“Hallelujah, to saving grace. Hallelujah, to thee. Hallelujah, for death has lost its grip on me.” – Bellarive
I have always loved to be around people. I have never turned down an opportunity to spend time with people and develop relationships with them. Blame it on my love of performing arts. I have always been involved with some theater production, some live music performance, or even playing every Sunday on a worship team since I was twelve. One of my favorite parts of the week was coffee hour after church on Sunday. When it was all done, I couldn’t wait for the next Sunday to come around. After Sunday, I had Boy Scouts to look forward to, then Homeschool Co-op, and then theater group. One of the greatest joys in my life was to be with these various social groups. Sure, I had plenty of social time when not with these groups, but nothing quite hit the spot like being with them. I never wanted to leave these social places and people when the time came around….
In fact, if I’m honest with myself, there was something about leaving that made me sad….
The truth is….I have never liked goodbyes.
Some of my earliest memories after nearly losing my mother (see “Chaos/Order” part 1 for more) involve trying to block the door at my grandparents house in hopes that my mother wouldn’t leave for work and would stay for just a few more moments. Some of my earliest preschool days were spent sobbing for a good portion of time because my mom had taken me to school and then had to go to work.
This is what is called “separation anxiety”.
This anxiety got so bad that my grandfather had to start taking me to preschool. This thing didn’t stop there. It continued for years. I would be lying to say that I don’t still have a bit of it that still dwells inside me. I remember the first time I stayed alone at my house. I was 13. I didn’t want to go to that week’s Boy Scout meeting for whatever reason, so my parents let me stay home. They were only about a half a mile away and were only going to be gone for a little over two hours, but I still felt this intense sense of dread looming over my head. This fear of not knowing if they were going to return to me in the same condition that they left me in.
As the years went on, it got better and I focused my attention on other things. If my mother was going to the store, I would either go with her, or distract myself by working on something. I was going to be home for a few hours by myself? I would walk over to my grandparents at the house next door and play guitar. Music, video games, art projects….these are all things that I would use to distract myself from the deep rooted fear I had inside of me. But, as I said, it calmed down for a few years. I thought I was doing pretty well! My mother was had taken time off of work to take care of my sick father, and she homeschooled me, so we were pretty much together all of the time. If my father was in the hospital, my mother and I were always there. I didn’t have to fear her not being there!

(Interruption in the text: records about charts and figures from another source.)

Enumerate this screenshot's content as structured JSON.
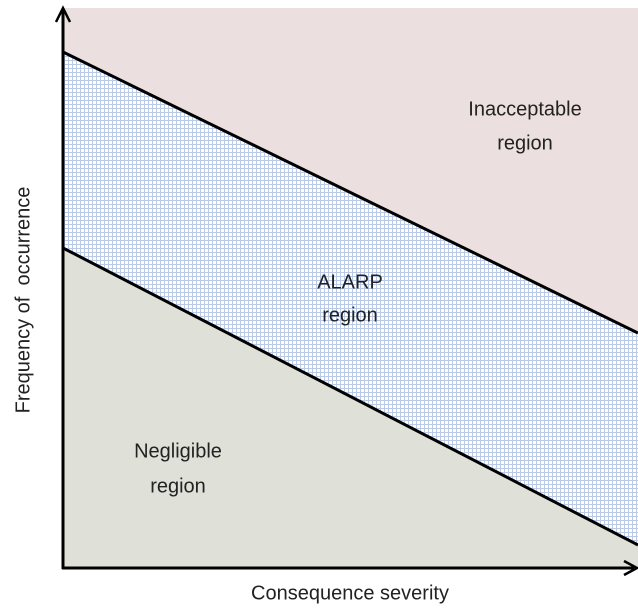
{
  "axes": {
    "x_label": "Consequence severity",
    "y_label": "Frequency of  occurrence"
  },
  "regions": [
    {
      "name": "inacceptable",
      "lines": [
        "Inacceptable",
        "region"
      ]
    },
    {
      "name": "alarp",
      "lines": [
        "ALARP",
        "region"
      ]
    },
    {
      "name": "negligible",
      "lines": [
        "Negligible",
        "region"
      ]
    }
  ]
}
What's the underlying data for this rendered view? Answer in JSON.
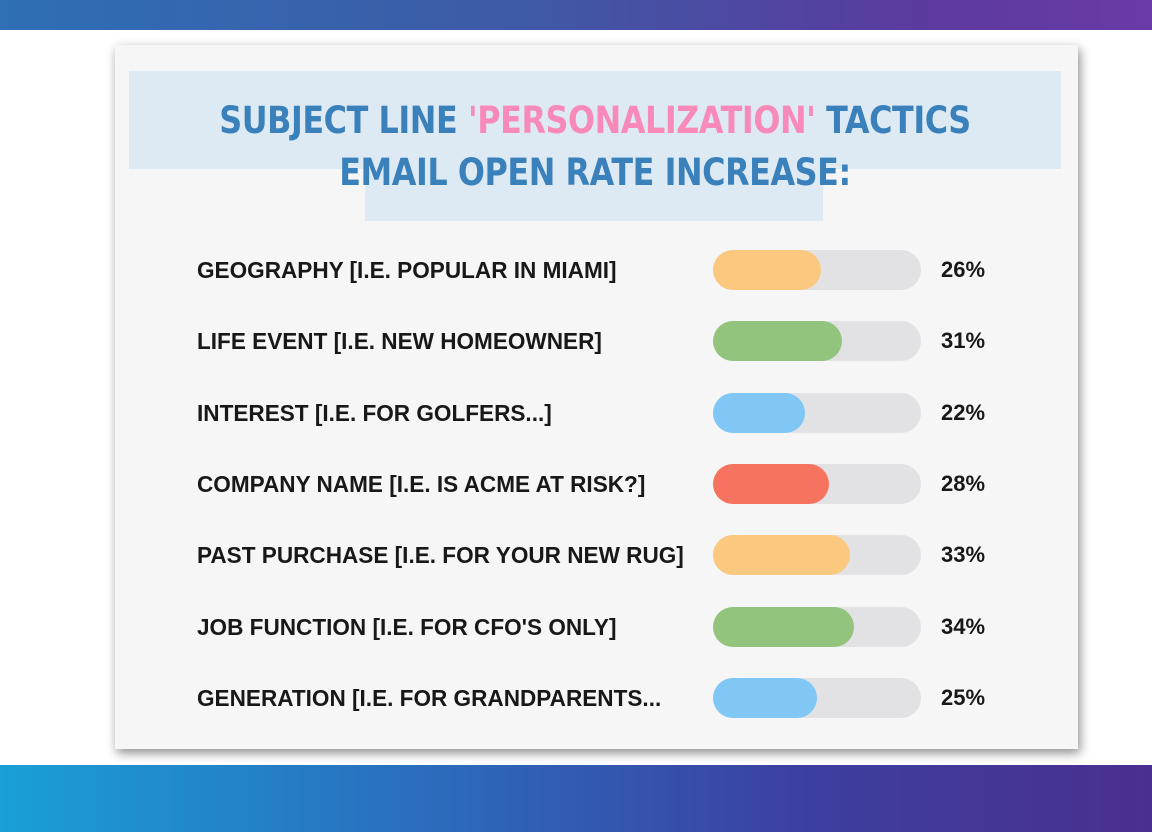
{
  "title": {
    "part1": "SUBJECT LINE ",
    "highlight": "'PERSONALIZATION'",
    "part2": " TACTICS EMAIL OPEN RATE INCREASE:"
  },
  "colors": {
    "title": "#3a80bb",
    "highlight": "#f78ab9",
    "track": "#e2e2e4"
  },
  "chart_data": {
    "type": "bar",
    "orientation": "horizontal",
    "title": "SUBJECT LINE 'PERSONALIZATION' TACTICS EMAIL OPEN RATE INCREASE:",
    "value_max": 50,
    "categories": [
      "GEOGRAPHY [I.E. POPULAR IN MIAMI]",
      "LIFE EVENT [I.E. NEW HOMEOWNER]",
      "INTEREST [I.E. FOR GOLFERS...]",
      "COMPANY NAME [I.E. IS ACME AT RISK?]",
      "PAST PURCHASE [I.E. FOR YOUR NEW RUG]",
      "JOB FUNCTION [I.E. FOR CFO'S ONLY]",
      "GENERATION [I.E. FOR GRANDPARENTS..."
    ],
    "values": [
      26,
      31,
      22,
      28,
      33,
      34,
      25
    ],
    "value_labels": [
      "26%",
      "31%",
      "22%",
      "28%",
      "33%",
      "34%",
      "25%"
    ],
    "bar_colors": [
      "#fbc880",
      "#93c47d",
      "#80c7f5",
      "#f5735f",
      "#fbc880",
      "#93c47d",
      "#80c7f5"
    ]
  }
}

All of this changed on June 29, 2013.
My father had been in the critical care unit in the hospital for just over two and a half weeks. His doctor said that the hospital we were at was unable to support him for any longer and he needed to be transferred a little under two hours away to a larger hospital with more advanced facilities. I was in a play at the time and had two showings the same day that he was to be transferred. Right before he had to leave, I gave him a hug goodbye. He opened his eyes to look at me, and said “Goodbye buddy. I love you. Have fun tonight, I’ll see you later.”
These were the last words he ever said.
That was nearly two years ago, and in the time since, I’ve had this intense fear of loss, an anxiety of sorts, of losing people I care about. Leaving my family to go to college didn’t help this at all. I think about a day just two months ago. A friend and I were sitting down in the commons area of my college’s student center and I decided to go and get some lunch.

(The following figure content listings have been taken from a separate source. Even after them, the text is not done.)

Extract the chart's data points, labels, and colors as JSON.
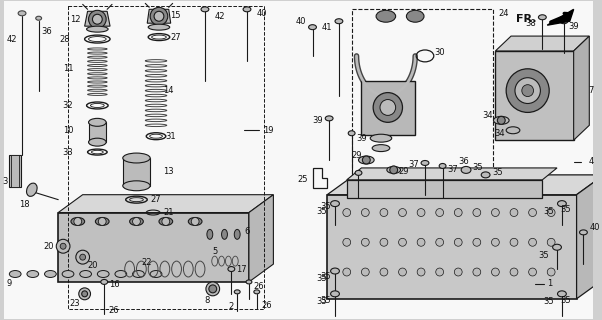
{
  "bg_color": "#e8e8e8",
  "line_color": "#2a2a2a",
  "gray_fill": "#888888",
  "light_gray": "#cccccc",
  "dark_gray": "#555555",
  "white": "#ffffff",
  "figsize": [
    6.02,
    3.2
  ],
  "dpi": 100
}
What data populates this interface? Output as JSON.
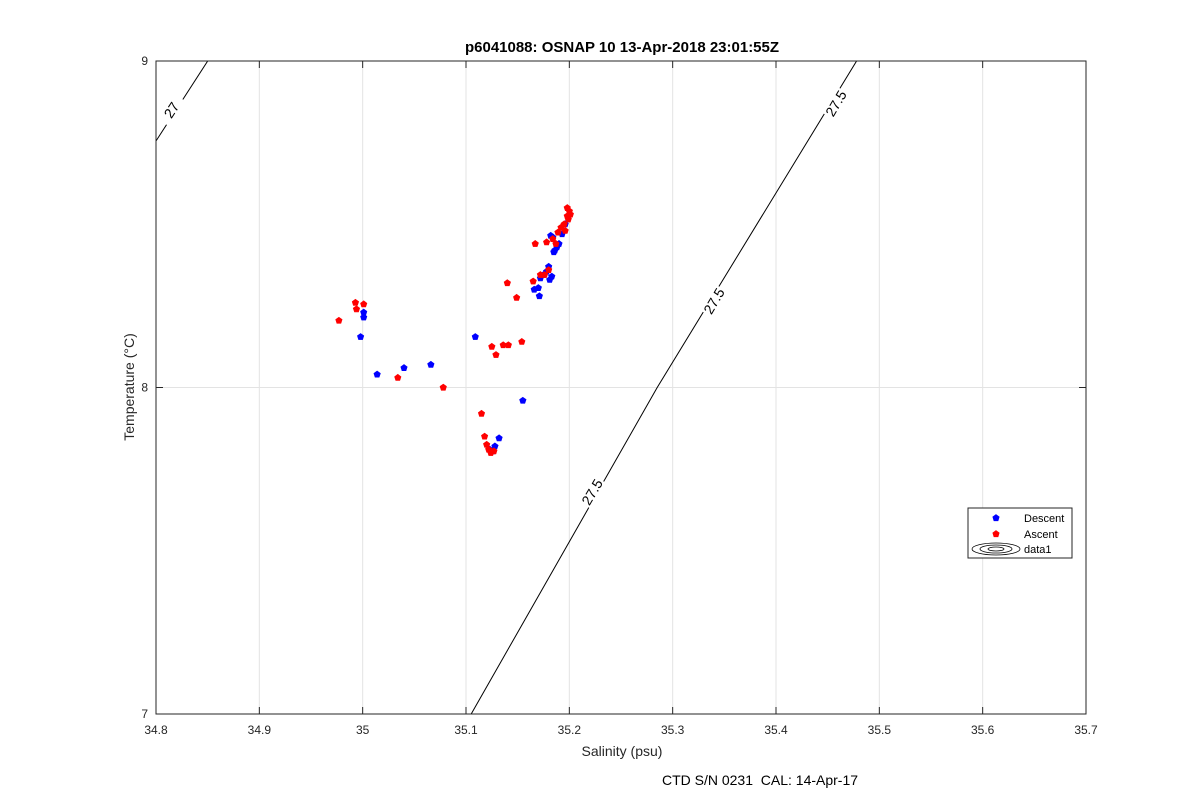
{
  "chart_data": {
    "type": "scatter",
    "title": "p6041088: OSNAP 10 13-Apr-2018 23:01:55Z",
    "xlabel": "Salinity (psu)",
    "ylabel": "Temperature (°C)",
    "xlim": [
      34.8,
      35.7
    ],
    "ylim": [
      7,
      9
    ],
    "xticks": [
      "34.8",
      "34.9",
      "35",
      "35.1",
      "35.2",
      "35.3",
      "35.4",
      "35.5",
      "35.6",
      "35.7"
    ],
    "yticks": [
      "7",
      "8",
      "9"
    ],
    "grid": true,
    "legend_placement": "east",
    "legend": [
      "Descent",
      "Ascent",
      "data1"
    ],
    "series": [
      {
        "name": "Descent",
        "color": "#0000ff",
        "points": [
          [
            34.998,
            8.155
          ],
          [
            35.001,
            8.215
          ],
          [
            35.001,
            8.23
          ],
          [
            35.014,
            8.04
          ],
          [
            35.04,
            8.06
          ],
          [
            35.066,
            8.07
          ],
          [
            35.109,
            8.155
          ],
          [
            35.123,
            7.81
          ],
          [
            35.126,
            7.805
          ],
          [
            35.128,
            7.82
          ],
          [
            35.132,
            7.845
          ],
          [
            35.155,
            7.96
          ],
          [
            35.166,
            8.3
          ],
          [
            35.17,
            8.305
          ],
          [
            35.171,
            8.28
          ],
          [
            35.172,
            8.335
          ],
          [
            35.175,
            8.345
          ],
          [
            35.178,
            8.355
          ],
          [
            35.18,
            8.37
          ],
          [
            35.181,
            8.33
          ],
          [
            35.182,
            8.465
          ],
          [
            35.183,
            8.34
          ],
          [
            35.184,
            8.46
          ],
          [
            35.185,
            8.415
          ],
          [
            35.186,
            8.42
          ],
          [
            35.188,
            8.43
          ],
          [
            35.19,
            8.44
          ],
          [
            35.193,
            8.47
          ],
          [
            35.196,
            8.5
          ]
        ]
      },
      {
        "name": "Ascent",
        "color": "#ff0000",
        "points": [
          [
            34.977,
            8.205
          ],
          [
            34.993,
            8.26
          ],
          [
            34.994,
            8.24
          ],
          [
            35.001,
            8.255
          ],
          [
            35.034,
            8.03
          ],
          [
            35.078,
            8.0
          ],
          [
            35.115,
            7.92
          ],
          [
            35.118,
            7.85
          ],
          [
            35.12,
            7.825
          ],
          [
            35.122,
            7.81
          ],
          [
            35.124,
            7.8
          ],
          [
            35.127,
            7.805
          ],
          [
            35.125,
            8.125
          ],
          [
            35.129,
            8.1
          ],
          [
            35.136,
            8.13
          ],
          [
            35.141,
            8.13
          ],
          [
            35.14,
            8.32
          ],
          [
            35.149,
            8.275
          ],
          [
            35.154,
            8.14
          ],
          [
            35.165,
            8.325
          ],
          [
            35.167,
            8.44
          ],
          [
            35.172,
            8.345
          ],
          [
            35.176,
            8.345
          ],
          [
            35.178,
            8.445
          ],
          [
            35.18,
            8.36
          ],
          [
            35.184,
            8.455
          ],
          [
            35.187,
            8.44
          ],
          [
            35.189,
            8.475
          ],
          [
            35.192,
            8.49
          ],
          [
            35.195,
            8.5
          ],
          [
            35.196,
            8.48
          ],
          [
            35.198,
            8.525
          ],
          [
            35.199,
            8.515
          ],
          [
            35.2,
            8.54
          ],
          [
            35.201,
            8.53
          ],
          [
            35.198,
            8.55
          ]
        ]
      }
    ],
    "contours": [
      {
        "level": "27",
        "points": [
          [
            34.8,
            8.755
          ],
          [
            34.85,
            9.0
          ]
        ],
        "labels": [
          {
            "x": 34.815,
            "y": 8.85
          }
        ]
      },
      {
        "level": "27.5",
        "points": [
          [
            35.105,
            7.0
          ],
          [
            35.285,
            8.0
          ],
          [
            35.478,
            9.0
          ]
        ],
        "labels": [
          {
            "x": 35.222,
            "y": 7.68
          },
          {
            "x": 35.34,
            "y": 8.265
          },
          {
            "x": 35.458,
            "y": 8.87
          }
        ]
      }
    ],
    "footer": "CTD S/N 0231  CAL: 14-Apr-17"
  }
}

“Will you be here when I get back?” I asked.
“Yeah” they replied with a smile.
“Okay…” I said with a uncertainty about me..
The entire time I was gone, I had this sinking feeling in my stomach. I had this idea that when I walked back into the commons, my friend would be gone and out of sight.

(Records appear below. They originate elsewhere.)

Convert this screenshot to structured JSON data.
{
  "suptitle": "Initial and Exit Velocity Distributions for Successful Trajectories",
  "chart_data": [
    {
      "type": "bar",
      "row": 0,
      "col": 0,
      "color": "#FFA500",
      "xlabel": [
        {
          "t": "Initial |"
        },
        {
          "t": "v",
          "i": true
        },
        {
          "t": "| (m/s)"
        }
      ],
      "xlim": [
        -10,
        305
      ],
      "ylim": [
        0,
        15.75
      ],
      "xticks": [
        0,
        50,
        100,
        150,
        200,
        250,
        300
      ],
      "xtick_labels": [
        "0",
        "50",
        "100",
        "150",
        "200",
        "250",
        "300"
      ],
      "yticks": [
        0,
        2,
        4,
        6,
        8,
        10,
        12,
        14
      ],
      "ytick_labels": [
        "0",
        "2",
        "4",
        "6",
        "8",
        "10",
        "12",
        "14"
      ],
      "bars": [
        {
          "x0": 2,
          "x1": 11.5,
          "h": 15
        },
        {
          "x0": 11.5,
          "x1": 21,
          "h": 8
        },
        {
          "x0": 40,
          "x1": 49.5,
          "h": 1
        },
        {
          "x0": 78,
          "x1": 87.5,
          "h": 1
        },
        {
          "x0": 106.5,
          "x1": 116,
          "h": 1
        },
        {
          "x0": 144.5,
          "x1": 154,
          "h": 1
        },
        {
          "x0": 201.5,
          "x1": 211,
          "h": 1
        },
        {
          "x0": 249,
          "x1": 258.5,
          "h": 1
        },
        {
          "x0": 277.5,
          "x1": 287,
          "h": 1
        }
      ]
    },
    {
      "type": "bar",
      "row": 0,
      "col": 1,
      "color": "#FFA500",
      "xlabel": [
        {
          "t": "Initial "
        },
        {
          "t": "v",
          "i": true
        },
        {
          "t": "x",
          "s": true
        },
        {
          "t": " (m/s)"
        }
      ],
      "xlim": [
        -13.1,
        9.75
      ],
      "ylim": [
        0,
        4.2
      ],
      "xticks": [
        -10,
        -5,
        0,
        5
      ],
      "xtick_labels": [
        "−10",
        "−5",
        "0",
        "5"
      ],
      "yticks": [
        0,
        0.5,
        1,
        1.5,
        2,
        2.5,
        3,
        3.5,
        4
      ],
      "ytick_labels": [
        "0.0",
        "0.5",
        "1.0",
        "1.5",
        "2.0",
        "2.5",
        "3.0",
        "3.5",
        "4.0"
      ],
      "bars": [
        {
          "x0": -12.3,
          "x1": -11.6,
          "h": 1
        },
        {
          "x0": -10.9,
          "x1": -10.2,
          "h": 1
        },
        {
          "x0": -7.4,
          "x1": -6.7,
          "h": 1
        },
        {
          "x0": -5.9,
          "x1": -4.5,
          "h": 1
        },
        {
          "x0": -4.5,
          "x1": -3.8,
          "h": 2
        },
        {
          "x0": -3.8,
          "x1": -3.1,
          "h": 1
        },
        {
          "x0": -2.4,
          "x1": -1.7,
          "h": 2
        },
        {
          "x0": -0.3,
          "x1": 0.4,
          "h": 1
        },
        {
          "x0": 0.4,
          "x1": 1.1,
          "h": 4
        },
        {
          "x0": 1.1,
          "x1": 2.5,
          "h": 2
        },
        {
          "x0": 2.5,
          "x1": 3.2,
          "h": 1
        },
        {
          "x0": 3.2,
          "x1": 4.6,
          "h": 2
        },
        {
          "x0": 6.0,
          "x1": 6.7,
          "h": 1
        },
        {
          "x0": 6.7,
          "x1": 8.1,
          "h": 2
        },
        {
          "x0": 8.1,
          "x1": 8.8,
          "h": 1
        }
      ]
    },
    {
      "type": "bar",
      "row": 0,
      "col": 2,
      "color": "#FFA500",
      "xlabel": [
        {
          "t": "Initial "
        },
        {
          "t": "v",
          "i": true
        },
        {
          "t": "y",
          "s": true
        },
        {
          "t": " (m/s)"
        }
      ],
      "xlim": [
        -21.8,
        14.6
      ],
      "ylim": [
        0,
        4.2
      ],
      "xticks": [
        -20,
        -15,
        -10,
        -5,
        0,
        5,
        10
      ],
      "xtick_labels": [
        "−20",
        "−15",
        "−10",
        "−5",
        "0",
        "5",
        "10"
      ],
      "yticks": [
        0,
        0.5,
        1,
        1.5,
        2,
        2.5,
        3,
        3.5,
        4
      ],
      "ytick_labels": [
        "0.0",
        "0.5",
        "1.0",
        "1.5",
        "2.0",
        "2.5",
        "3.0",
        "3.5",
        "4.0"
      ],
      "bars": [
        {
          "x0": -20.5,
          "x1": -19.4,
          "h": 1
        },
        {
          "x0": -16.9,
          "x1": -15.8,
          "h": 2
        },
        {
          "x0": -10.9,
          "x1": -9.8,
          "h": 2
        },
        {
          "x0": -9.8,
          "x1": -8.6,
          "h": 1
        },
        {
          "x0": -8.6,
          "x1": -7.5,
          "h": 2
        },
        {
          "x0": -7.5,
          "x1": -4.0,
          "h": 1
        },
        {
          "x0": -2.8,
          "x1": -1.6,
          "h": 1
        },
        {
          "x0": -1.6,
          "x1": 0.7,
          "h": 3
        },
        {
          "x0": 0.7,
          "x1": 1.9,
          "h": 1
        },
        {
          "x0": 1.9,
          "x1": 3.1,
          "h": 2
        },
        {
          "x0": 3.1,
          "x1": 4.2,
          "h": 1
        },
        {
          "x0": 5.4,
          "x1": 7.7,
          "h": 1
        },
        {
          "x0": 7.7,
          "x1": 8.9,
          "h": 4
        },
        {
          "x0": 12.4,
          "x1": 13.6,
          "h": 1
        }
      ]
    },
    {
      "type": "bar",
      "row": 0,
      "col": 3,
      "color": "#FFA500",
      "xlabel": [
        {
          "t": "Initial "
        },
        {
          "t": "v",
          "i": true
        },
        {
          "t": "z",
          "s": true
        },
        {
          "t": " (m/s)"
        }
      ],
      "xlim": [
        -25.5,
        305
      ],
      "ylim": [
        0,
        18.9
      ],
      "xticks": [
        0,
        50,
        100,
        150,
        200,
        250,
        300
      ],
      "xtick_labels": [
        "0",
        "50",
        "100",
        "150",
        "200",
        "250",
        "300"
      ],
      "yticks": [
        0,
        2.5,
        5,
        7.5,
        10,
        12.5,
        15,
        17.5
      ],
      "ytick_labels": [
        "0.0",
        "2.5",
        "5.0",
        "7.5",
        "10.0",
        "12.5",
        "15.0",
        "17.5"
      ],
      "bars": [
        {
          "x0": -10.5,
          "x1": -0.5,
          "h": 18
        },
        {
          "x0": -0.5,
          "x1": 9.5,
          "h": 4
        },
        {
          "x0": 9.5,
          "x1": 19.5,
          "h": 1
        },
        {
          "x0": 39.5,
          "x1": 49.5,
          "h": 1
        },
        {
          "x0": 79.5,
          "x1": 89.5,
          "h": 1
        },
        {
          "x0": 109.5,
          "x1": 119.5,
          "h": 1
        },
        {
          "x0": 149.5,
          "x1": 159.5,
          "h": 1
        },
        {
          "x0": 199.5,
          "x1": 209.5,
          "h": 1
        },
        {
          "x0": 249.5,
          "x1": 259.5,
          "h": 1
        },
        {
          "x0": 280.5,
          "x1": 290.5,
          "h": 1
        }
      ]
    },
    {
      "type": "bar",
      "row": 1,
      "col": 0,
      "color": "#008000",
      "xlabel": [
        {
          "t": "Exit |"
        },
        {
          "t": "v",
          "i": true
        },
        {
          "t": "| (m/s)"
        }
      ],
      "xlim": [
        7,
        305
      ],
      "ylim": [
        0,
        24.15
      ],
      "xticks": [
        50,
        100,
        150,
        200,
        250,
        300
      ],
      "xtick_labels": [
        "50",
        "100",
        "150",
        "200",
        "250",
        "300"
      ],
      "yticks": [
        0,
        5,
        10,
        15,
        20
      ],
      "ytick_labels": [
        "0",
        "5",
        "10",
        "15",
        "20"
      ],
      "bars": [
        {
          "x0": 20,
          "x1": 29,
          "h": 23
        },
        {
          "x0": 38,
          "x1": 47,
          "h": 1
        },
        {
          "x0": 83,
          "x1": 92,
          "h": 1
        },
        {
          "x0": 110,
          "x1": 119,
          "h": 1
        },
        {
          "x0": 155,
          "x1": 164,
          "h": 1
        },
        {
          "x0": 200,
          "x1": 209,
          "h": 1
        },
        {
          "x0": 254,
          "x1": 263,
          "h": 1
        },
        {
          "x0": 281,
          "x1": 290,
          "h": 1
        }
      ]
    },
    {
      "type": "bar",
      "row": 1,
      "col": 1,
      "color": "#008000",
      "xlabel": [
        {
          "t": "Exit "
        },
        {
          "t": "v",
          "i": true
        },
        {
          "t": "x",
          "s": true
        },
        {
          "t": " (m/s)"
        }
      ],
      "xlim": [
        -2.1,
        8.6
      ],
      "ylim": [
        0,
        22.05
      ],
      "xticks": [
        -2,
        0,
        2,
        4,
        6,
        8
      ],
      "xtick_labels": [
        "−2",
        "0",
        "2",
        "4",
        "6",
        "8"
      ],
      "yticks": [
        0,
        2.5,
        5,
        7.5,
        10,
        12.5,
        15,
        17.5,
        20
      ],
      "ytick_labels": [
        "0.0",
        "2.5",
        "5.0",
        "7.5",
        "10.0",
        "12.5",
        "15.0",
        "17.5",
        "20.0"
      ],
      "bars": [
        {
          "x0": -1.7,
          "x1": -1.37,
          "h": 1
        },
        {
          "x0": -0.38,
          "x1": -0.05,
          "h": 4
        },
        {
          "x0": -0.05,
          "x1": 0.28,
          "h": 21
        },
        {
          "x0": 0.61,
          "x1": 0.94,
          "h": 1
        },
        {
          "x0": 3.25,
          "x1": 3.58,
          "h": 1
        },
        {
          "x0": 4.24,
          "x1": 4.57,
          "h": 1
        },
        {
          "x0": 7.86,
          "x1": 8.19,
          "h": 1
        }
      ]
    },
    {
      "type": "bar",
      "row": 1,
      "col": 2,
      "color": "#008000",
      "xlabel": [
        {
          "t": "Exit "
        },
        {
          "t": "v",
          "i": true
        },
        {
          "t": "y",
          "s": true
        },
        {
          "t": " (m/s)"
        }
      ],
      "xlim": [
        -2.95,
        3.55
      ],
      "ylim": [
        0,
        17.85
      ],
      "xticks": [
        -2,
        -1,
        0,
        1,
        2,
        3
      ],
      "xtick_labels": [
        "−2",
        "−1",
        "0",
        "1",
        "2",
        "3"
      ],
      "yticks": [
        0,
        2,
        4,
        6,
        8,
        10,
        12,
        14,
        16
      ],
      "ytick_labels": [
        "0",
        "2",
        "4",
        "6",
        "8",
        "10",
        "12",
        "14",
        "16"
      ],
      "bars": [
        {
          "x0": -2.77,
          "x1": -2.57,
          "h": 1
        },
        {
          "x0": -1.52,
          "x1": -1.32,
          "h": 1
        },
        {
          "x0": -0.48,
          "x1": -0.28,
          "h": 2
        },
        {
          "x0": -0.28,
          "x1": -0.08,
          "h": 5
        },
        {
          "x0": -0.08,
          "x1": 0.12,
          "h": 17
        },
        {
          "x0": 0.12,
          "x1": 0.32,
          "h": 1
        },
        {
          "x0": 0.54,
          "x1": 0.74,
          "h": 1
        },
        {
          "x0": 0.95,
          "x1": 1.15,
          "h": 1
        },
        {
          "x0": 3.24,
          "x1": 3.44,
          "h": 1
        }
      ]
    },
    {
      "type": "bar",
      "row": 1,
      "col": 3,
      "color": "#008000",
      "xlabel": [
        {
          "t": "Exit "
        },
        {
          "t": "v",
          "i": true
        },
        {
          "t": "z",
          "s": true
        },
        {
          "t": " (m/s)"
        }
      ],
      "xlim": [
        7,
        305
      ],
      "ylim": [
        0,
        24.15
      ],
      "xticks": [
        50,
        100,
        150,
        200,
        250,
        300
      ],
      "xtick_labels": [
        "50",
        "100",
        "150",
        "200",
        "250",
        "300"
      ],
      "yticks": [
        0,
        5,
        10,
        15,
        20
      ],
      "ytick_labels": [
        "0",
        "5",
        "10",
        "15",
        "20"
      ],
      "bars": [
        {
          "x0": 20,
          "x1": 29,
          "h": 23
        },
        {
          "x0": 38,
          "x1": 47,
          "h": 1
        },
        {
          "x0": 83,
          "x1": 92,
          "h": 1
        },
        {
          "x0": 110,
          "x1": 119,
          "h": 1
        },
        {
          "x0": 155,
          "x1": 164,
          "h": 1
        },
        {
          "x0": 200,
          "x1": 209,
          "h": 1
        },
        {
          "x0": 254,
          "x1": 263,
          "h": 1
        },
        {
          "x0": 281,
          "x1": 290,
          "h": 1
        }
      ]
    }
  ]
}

Much to my relief, they were sitting right where I left them when I walked in. I mean, come on, this is an irrational fear….isn’t it?
It’s little events like this that have plagued me over the past few months with an overwhelming amount of unwanted anxiety.
But a few weeks ago, near the end of a conversation I was having (with the same friend from the lunch incident!), I had a realization…
Maybe there is good in a goodbye.
Perhaps, the “good” in the bye is knowing and trusting that I’ll see them again. We all intend to see one another after we have parted ways. I can’t live my life in fear that I won’t see them again. In fact, I can rest in the knowledge that I will see them again. The “good” part, to me, is the hope of the reunion after the “bye”.
Even if loved ones time on earth is done, I have the hope in front of me that we will be together again someday for eternity.
So, if you’ve recently lost someone, or you have a fear of losing someone, take rest in this – God has made a way for us to not have to be afraid of death and loved ones dying. He has given us a hope for tomorrow, that we all will one day be reunited together with Him forever. Hallelujah to that.